Not all trees need the same space. But all trees grow to occupy the space they do need, which is specific to the variety. Know your tree’s full size at maturity, and plan to plant it so it can grow to its full size.
Dig your hole 6 inches wider than the widest width of the bare roots and 6 inches deeper than the deepest root. Then crack the sides of the hole with your shovel blade in several places to make very distinct breaks in the hole’s sides. This will allow and encourage your roots to explore outside your hole.
You don’t want your hole to be another circular pot for the roots to travel around and around in.

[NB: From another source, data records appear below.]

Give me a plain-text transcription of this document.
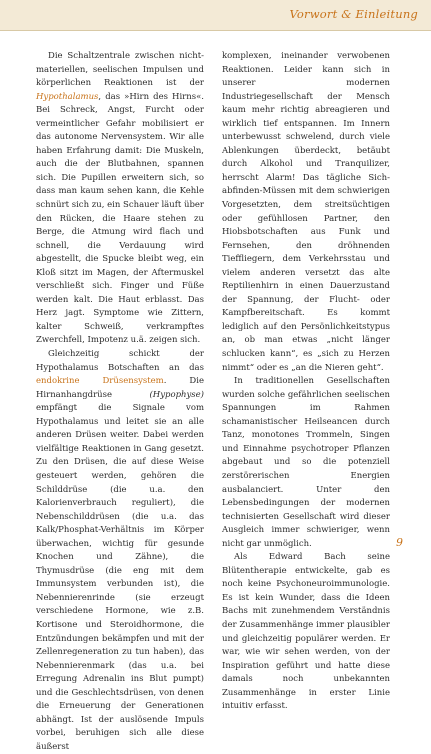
Vorwort & Einleitung

Die Schaltzentrale zwischen nicht-materiellen, seelischen Impulsen und körperlichen Reaktionen ist der Hypothalamus, das »Hirn des Hirns«. Bei Schreck, Angst, Furcht oder vermeintlicher Gefahr mobilisiert er das autonome Nervensystem. Wir alle haben Erfahrung damit: Die Muskeln, auch die der Blutbahnen, spannen sich. Die Pupillen erweitern sich, so dass man kaum sehen kann, die Kehle schnürt sich zu, ein Schauer läuft über den Rücken, die Haare stehen zu Berge, die Atmung wird flach und schnell, die Verdauung wird abgestellt, die Spucke bleibt weg, ein Kloß sitzt im Magen, der Aftermuskel verschließt sich. Finger und Füße werden kalt. Die Haut erblasst. Das Herz jagt. Symptome wie Zittern, kalter Schweiß, verkrampftes Zwerchfell, Impotenz u.ä. zeigen sich.

Gleichzeitig schickt der Hypothalamus Botschaften an das endokrine Drüsensystem. Die Hirnanhangdrüse (Hypophyse) empfängt die Signale vom Hypothalamus und leitet sie an alle anderen Drüsen weiter. Dabei werden vielfältige Reaktionen in Gang gesetzt. Zu den Drüsen, die auf diese Weise gesteuert werden, gehören die Schilddrüse (die u.a. den Kalorienverbrauch reguliert), die Nebenschilddrüsen (die u.a. das Kalk/Phosphat-Verhältnis im Körper überwachen, wichtig für gesunde Knochen und Zähne), die Thymusdrüse (die eng mit dem Immunsystem verbunden ist), die Nebennierenrinde (sie erzeugt verschiedene Hormone, wie z.B. Kortisone und Steroidhormone, die Entzündungen bekämpfen und mit der Zellenregeneration zu tun haben), das Nebennierenmark (das u.a. bei Erregung Adrenalin ins Blut pumpt) und die Geschlechtsdrüsen, von denen die Erneuerung der Generationen abhängt. Ist der auslösende Impuls vorbei, beruhigen sich alle diese äußerst

komplexen, ineinander verwobenen Reaktionen. Leider kann sich in unserer modernen Industriegesellschaft der Mensch kaum mehr richtig abreagieren und wirklich tief entspannen. Im Innern unterbewusst schwelend, durch viele Ablenkungen überdeckt, betäubt durch Alkohol und Tranquilizer, herrscht Alarm! Das tägliche Sich-abfinden-Müssen mit dem schwierigen Vorgesetzten, dem streitsüchtigen oder gefühllosen Partner, den Hiobsbotschaften aus Funk und Fernsehen, den dröhnenden Tieffliegern, dem Verkehrsstau und vielem anderen versetzt das alte Reptilienhirn in einen Dauerzustand der Spannung, der Flucht- oder Kampfbereitschaft. Es kommt lediglich auf den Persönlichkeitstypus an, ob man etwas „nicht länger schlucken kann“, es „sich zu Herzen nimmt“ oder es „an die Nieren geht“.

In traditionellen Gesellschaften wurden solche gefährlichen seelischen Spannungen im Rahmen schamanistischer Heilseancen durch Tanz, monotones Trommeln, Singen und Einnahme psychotroper Pflanzen abgebaut und so die potenziell zerstörerischen Energien ausbalanciert. Unter den Lebensbedingungen der modernen technisierten Gesellschaft wird dieser Ausgleich immer schwieriger, wenn nicht gar unmöglich.

Als Edward Bach seine Blütentherapie entwickelte, gab es noch keine Psychoneuroimmunologie. Es ist kein Wunder, dass die Ideen Bachs mit zunehmendem Verständnis der Zusammenhänge immer plausibler und gleichzeitig populärer werden. Er war, wie wir sehen werden, von der Inspiration geführt und hatte diese damals noch unbekannten Zusammenhänge in erster Linie intuitiv erfasst.

9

Always spread out the roots and rootlets into their natural layering when planting a tree.
If you look at a bare root transplant, you can see there is often a central stem or many fibrous roots. Either way, if you lay it out you will see the roots have natural depths they would have reached growing in the nursery field plots.
Plant the roots this natural way by opening up the roots in the hole, then back fill some soil. Pull up any little roots that should be at a higher level in the hole and back fill more soil.

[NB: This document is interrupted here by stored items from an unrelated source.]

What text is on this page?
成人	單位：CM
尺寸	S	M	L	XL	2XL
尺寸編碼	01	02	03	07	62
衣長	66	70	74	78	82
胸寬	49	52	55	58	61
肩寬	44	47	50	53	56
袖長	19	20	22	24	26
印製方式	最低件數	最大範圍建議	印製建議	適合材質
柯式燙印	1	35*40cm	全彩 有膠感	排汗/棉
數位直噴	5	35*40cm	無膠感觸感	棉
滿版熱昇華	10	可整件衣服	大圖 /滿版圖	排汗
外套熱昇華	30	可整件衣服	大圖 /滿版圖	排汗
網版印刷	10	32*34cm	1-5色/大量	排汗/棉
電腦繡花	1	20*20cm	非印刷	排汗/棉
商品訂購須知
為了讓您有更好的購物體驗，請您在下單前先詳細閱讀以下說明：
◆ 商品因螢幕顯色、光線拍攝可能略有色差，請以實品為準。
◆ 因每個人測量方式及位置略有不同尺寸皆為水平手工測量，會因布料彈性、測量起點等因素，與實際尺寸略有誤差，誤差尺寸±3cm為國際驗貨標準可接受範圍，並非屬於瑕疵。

Now assess which roots are pinned down by soil and should be higher in the hole at their natural level. Pull these up and finish filling the hole.
You have planted an open and layered root system for your tree
Always infill with a mix of local soil and your compost mix when planting a tree.

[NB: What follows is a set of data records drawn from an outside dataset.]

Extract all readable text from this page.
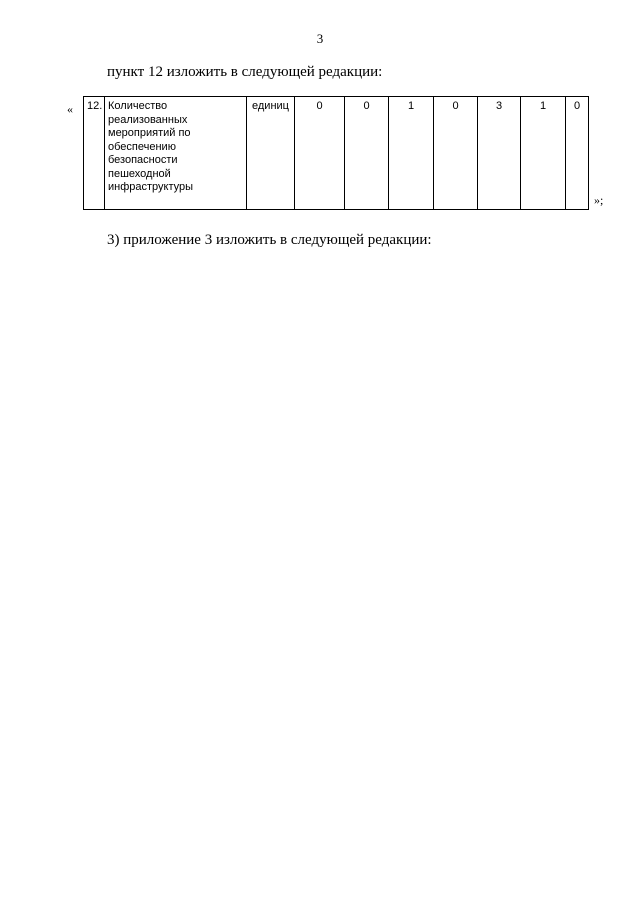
3
пункт 12 изложить в следующей редакции:
« 12.	Количество реализованных мероприятий по обеспечению безопасности пешеходной инфраструктуры	единиц	0	0	1	0	3	1	0
»;
3) приложение 3 изложить в следующей редакции:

If you fill the hole with only a “better” soil mix and none of the native (local) soil, it will create a trap for your tree roots, which will first occupy this loose and rich material before venturing out and down into the native soil.
You want your tree roots to explore and establish in that native soil. This establishment is what makes your tree more hardy to the cold winter, build relationships with local soil life, and hold it firm against winds. And, overall, you’ll build vigorous and healthy growth.
Many trees benefit from a little support early on.
A wooden stake or a t-bar can support the tree. Just pound it into the ground about 6 inches away and use a piece of fencing wire and cut-off house piece to protect the tree bark.
Every tree needs a rodent guard. Mice and voles love your fruit trees’ young and tender bark, and they will eat it. So put on a rodent guard.
Rodent guards should be as tall as your highest snow level in winter—that’s a minimum 24-inch guard for a nice fruit tree. If the tree is smaller, these plastic guards can be cut to size and more added over the years.
Eventually you can take them off.
Get a metal name tag or identification number tag! The most amazing thing about planting perennials is that they last for years and years and years.
The most disappointing thing about perennials? We seldom remember exactly what we planted years later. And the next generation may not know the property and, as a result, never know which tree is which.
If the plant is successful, we want to know what it was so we can get more, or encourage others to plant this great variety. Metal, laser-etched tags do the trick. Other tags won’t last more then a few months to a few years.
Mulch around a tree when planting. All trees want to have the benefit of mulch.
You can use a hardwood chip mulch, or a straw or leaf mulch. You can even use softwood chips.
The benefits of mulch include:
- suppress weeds that might compete with young tree roots
- hold moisture to prevent roots from desiccation
- stabilize the soil
Mulch will also encourage soil life to colonize the area and build relationships with your tree. In many soils, cracks can open in unmulched clay and expose your deepest tree roots to cold, heat and desiccation!
And, of course, trees love companion plants! Every tree wants companions that will help create an ecosystem design with diversified form, function and potential.
If you can, try to include plants that protect the soil (like ground covers), plants that host pollinators (such as flowering plants) and plants that fix nitrogen (like clovers).